Sunday, September 15, 2019

Anna Chronistic terms


I am a freelancer. This term is almost universally understood, even in languages other than English.  Yet, at the same term, the word refers to a no longer existing profession wiped out by changes in technology.  Specifically, in Europe for some three hundred years, through the 17th century, more or less, a group of men that were armed and skilled in fighting with a lance wandered around Europe searching for paying clients and generally found them.  The mass production of simple powder weapons that took much less strength and training to master ended the value of their services.  Still, any person not receiving a salary that is searching physical or virtual space for paying clients is a freelancer, not matter which service s/he is offering.

Changes in written communication technology have also bypassed some vocabulary.  For example, if a person is penciled in to work on a given day, the chance that the name is written in pencil is small.  Today, computer technology is our book and keyboards are pencils. Likewise, it is common practice with emails to cc a person or persons if they should be informed of its content.  Curiously, carbon copies, made by putting a carbon sheet between sheets of paper in typewriters have gone the way of those typewriters, i.e. disappeared except as a quaint period piece. Still, we cc in emails.

The revolution in long distance communication has also left behind victims.  While we still refer to the process of starting a telephone conversation as dialing, people actually press buttons today. In fact, most of those under the age of 40 have no idea what to do with a real dial telephone.  In the world of banking, money using wire transfers, which were once upon a time notices by telegraph or similar direct line means.  In 2019, modern and even not so modern banks use the Internet htlml messages to communicate money transfers. Yet, they are still “wired” in language.

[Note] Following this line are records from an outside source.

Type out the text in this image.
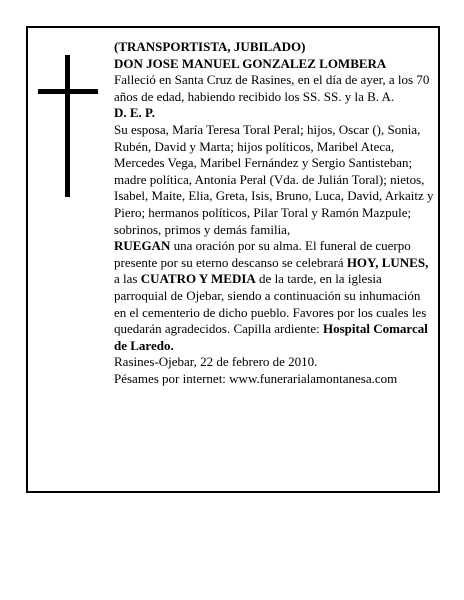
(TRANSPORTISTA, JUBILADO)

DON JOSE MANUEL GONZALEZ LOMBERA

Falleció en Santa Cruz de Rasines, en el día de ayer, a los 70 años de edad, habiendo recibido los SS. SS. y la B. A.

D. E. P.

Su esposa, María Teresa Toral Peral; hijos, Oscar (), Sonia, Rubén, David y Marta; hijos políticos, Maribel Ateca, Mercedes Vega, Maribel Fernández y Sergio Santisteban; madre política, Antonia Peral (Vda. de Julián Toral); nietos, Isabel, Maite, Elia, Greta, Isis, Bruno, Luca, David, Arkaitz y Piero; hermanos políticos, Pilar Toral y Ramón Mazpule; sobrinos, primos y demás familia,

RUEGAN una oración por su alma. El funeral de cuerpo presente por su eterno descanso se celebrará HOY, LUNES, a las CUATRO Y MEDIA de la tarde, en la iglesia parroquial de Ojebar, siendo a continuación su inhumación en el cementerio de dicho pueblo. Favores por los cuales les quedarán agradecidos. Capilla ardiente: Hospital Comarcal de Laredo.

Rasines-Ojebar, 22 de febrero de 2010.

Pésames por internet: www.funerarialamontanesa.com
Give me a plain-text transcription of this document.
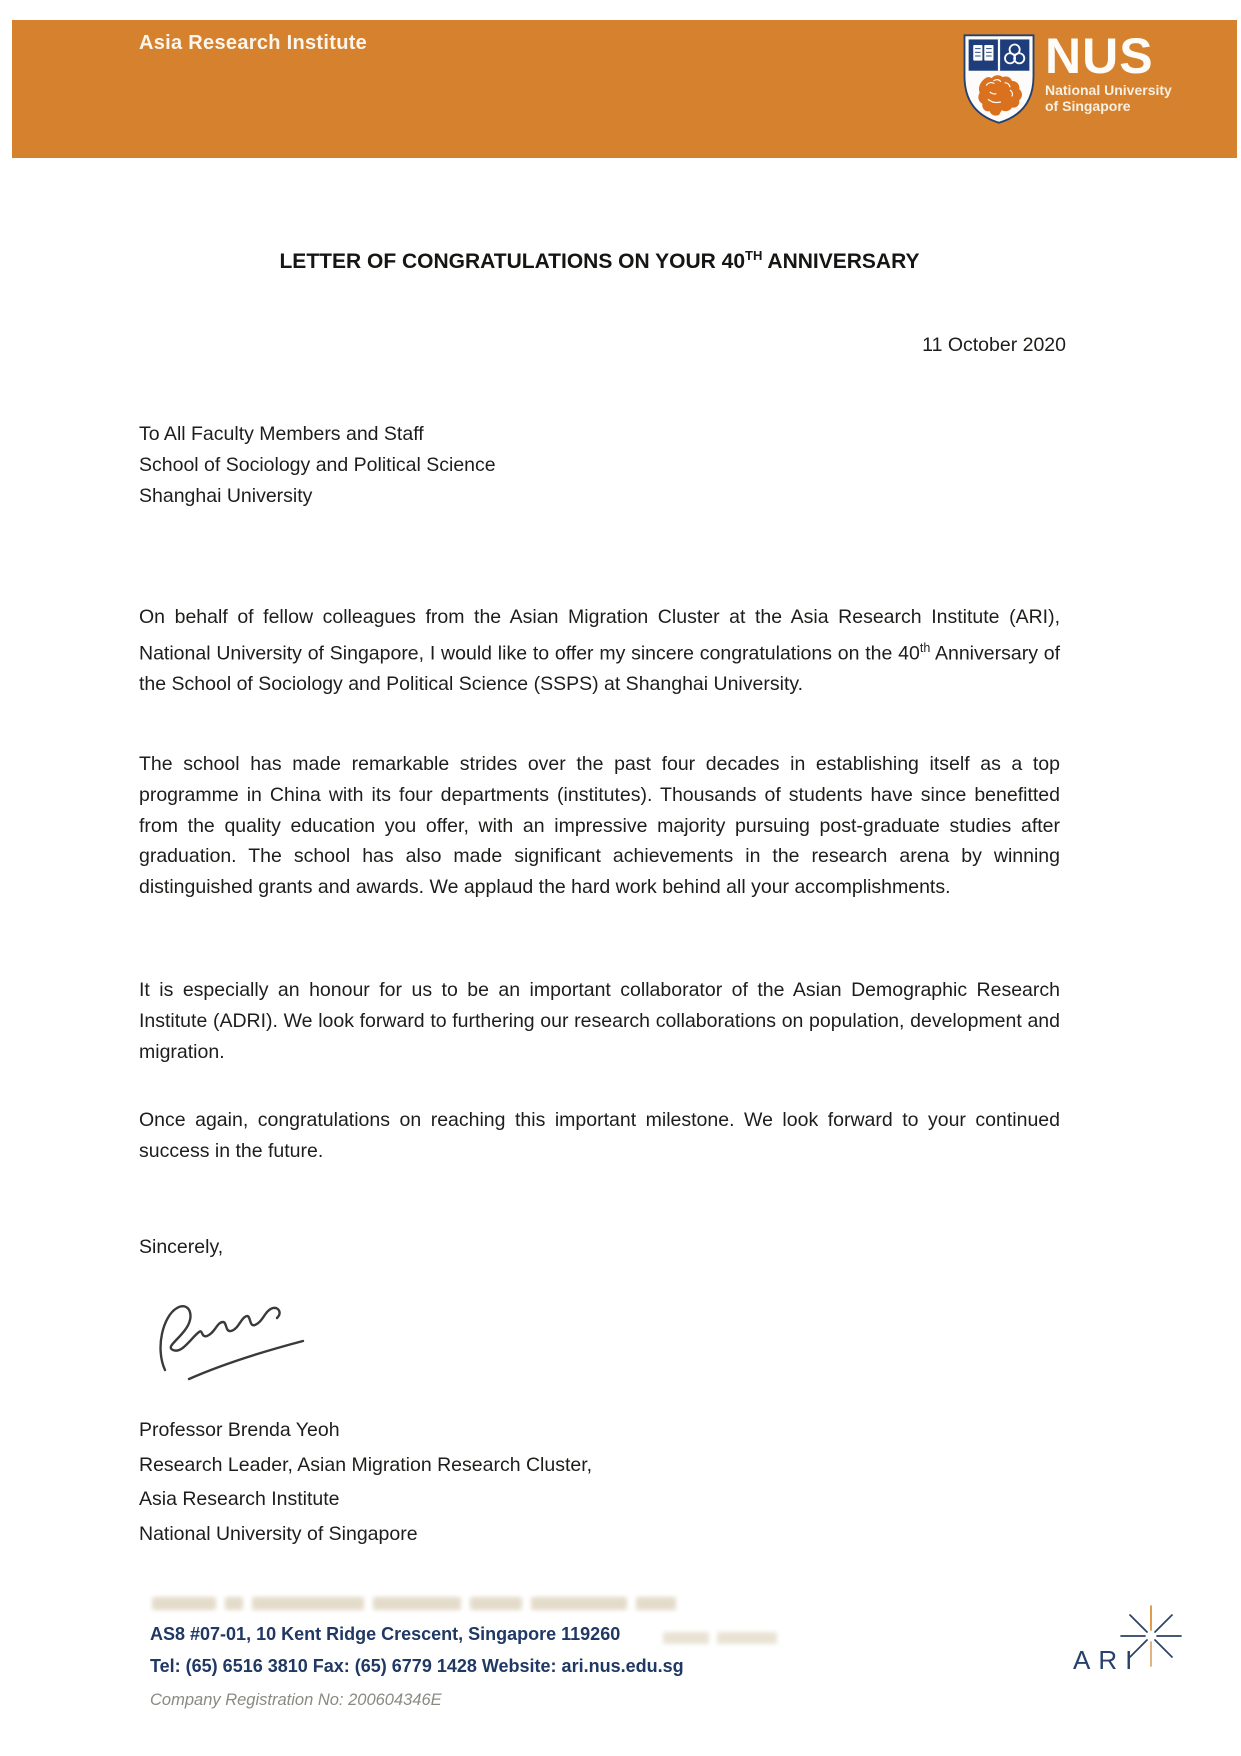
Asia Research Institute	NUS
National University
of Singapore
LETTER OF CONGRATULATIONS ON YOUR 40TH ANNIVERSARY
11 October 2020
To All Faculty Members and Staff
School of Sociology and Political Science
Shanghai University
On behalf of fellow colleagues from the Asian Migration Cluster at the Asia Research Institute (ARI), National University of Singapore, I would like to offer my sincere congratulations on the 40th Anniversary of the School of Sociology and Political Science (SSPS) at Shanghai University.
The school has made remarkable strides over the past four decades in establishing itself as a top programme in China with its four departments (institutes). Thousands of students have since benefitted from the quality education you offer, with an impressive majority pursuing post-graduate studies after graduation. The school has also made significant achievements in the research arena by winning distinguished grants and awards. We applaud the hard work behind all your accomplishments.
It is especially an honour for us to be an important collaborator of the Asian Demographic Research Institute (ADRI). We look forward to furthering our research collaborations on population, development and migration.
Once again, congratulations on reaching this important milestone. We look forward to your continued success in the future.
Sincerely,
Professor Brenda Yeoh
Research Leader, Asian Migration Research Cluster,
Asia Research Institute
National University of Singapore
AS8 #07-01, 10 Kent Ridge Crescent, Singapore 119260
Tel: (65) 6516 3810 Fax: (65) 6779 1428 Website: ari.nus.edu.sg
Company Registration No: 200604346E
ARI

In terms of the order of matters, language is also lagging a bit behind reality. It is unwise to put the cart before the horse for obvious reasons, but except on Aran Island in Ireland and few isolated places, people travel by car and motorcycle, not horse and carriage.  Likewise, a person jumping the gun leaves too quickly.  Yet, at all track events I have seen in the past few years, the started is an electronic beep, not a person firing a gun.  Still, the expression remains.

You could conclude, to paraphrase Tolstoy in Anna Karenina, that all long-lasting expressions are alike: they transfer the meaning and moment of the term, even if that term is no longer in the moment, unlike most short-lived slang, which fails to get anchored in the language for many different reasons. These outdated but ever effective terms have the horsepower, strength, to retain their places in our thoughts.